Improved Convergence in Parameter-Agnostic Error Feedback through Momentum
Abdurakhmon Sadiev, Yury Demidovich, Igor Sokolov, Grigory Malinovsky, Sarit Khirirat, Peter Richtárik
TL;DR
The paper tackles the challenge of distributed training with compressed communications by introducing EF21 methods that use normalization and parameter-agnostic stepsizes, enabling practical optimization without knowing problem-specific constants. Five momentum variants (Polyak, IGT, RHM, HM, MVR) are analyzed, yielding near-optimal convergence rates for nonconvex smooth objectives, with rates ranging from $\tilde{O}(1/T^{1/4})$ to $\tilde{O}(1/T^{1/3})$. Theoretical results are complemented by experiments on CIFAR-10 with ResNet-18, showing improved sample efficiency and favorable wall-clock performance, particularly for IGT and HM variants.
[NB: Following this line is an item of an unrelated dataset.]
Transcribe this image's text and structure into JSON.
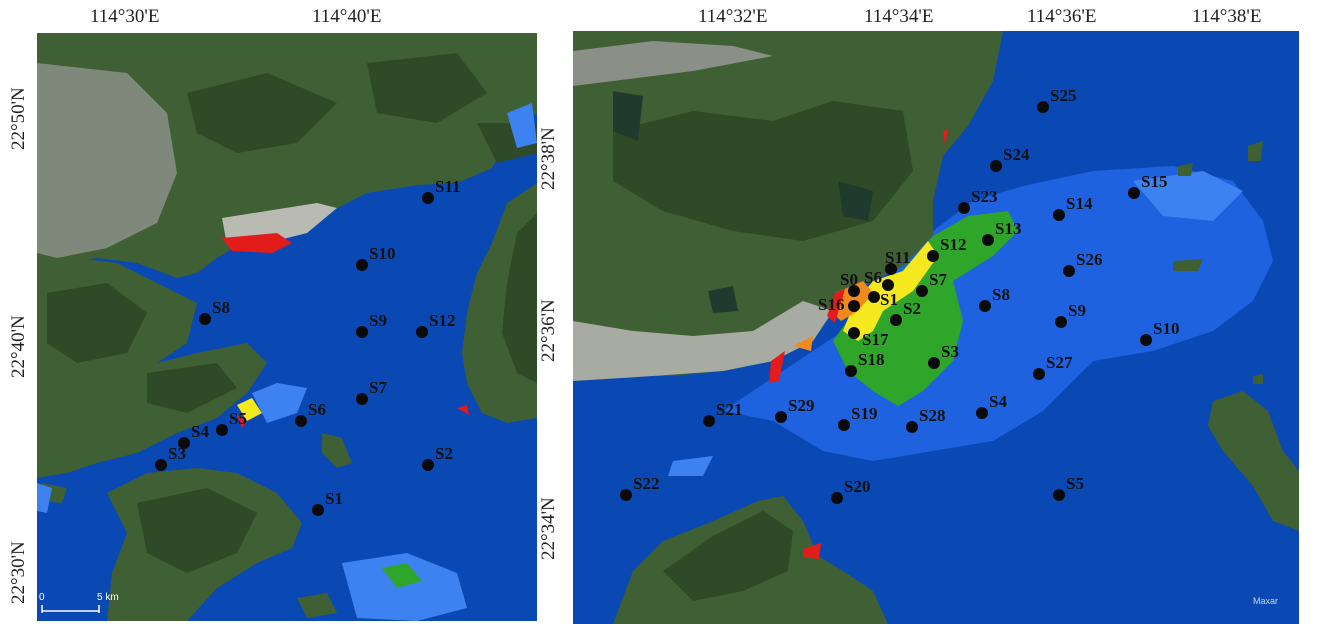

The findings highlight that normalization plus momentum can closely match tuned, problem-dependent EF21 performance while reducing the practical burden of hyperparameter estimation in large-scale training. The work advances scalable distributed optimization under biased compression, with implications for federated and data-heterogeneous settings.
Abstract
Communication compression is essential for scalable distributed training of modern machine learning models, but it often degrades convergence due to the noise it introduces. Error Feedback (EF) mechanisms are widely adopted to mitigate this issue of distributed compression algorithms. Despite their popularity and training efficiency, existing distributed EF algorithms often require prior knowledge of problem parameters (e.g., smoothness constants) to fine-tune stepsizes. This limits their practical applicability especially in large-scale neural network training. In this paper, we study normalized error feedback algorithms that combine EF with normalized updates, various momentum variants, and parameter-agnostic, time-varying stepsizes, thus eliminating the need for problem-dependent tuning. We analyze the convergence of these algorithms for minimizing smooth functions, and establish parameter-agnostic complexity bounds that are close to the best-known bounds with carefully-tuned problem-dependent stepsizes. Specifically, we show that normalized EF21 achieve the convergence rate of near ${O}(1/T^{1/4})$ for Polyak's heavy-ball momentum, ${O}(1/T^{2/7})$ for Iterative Gradient Transport (IGT), and ${O}(1/T^{1/3})$ for STORM and Hessian-corrected momentum. Our results hold with decreasing stepsizes and small mini-batches. Finally, our empirical experiments confirm our theoretical insights.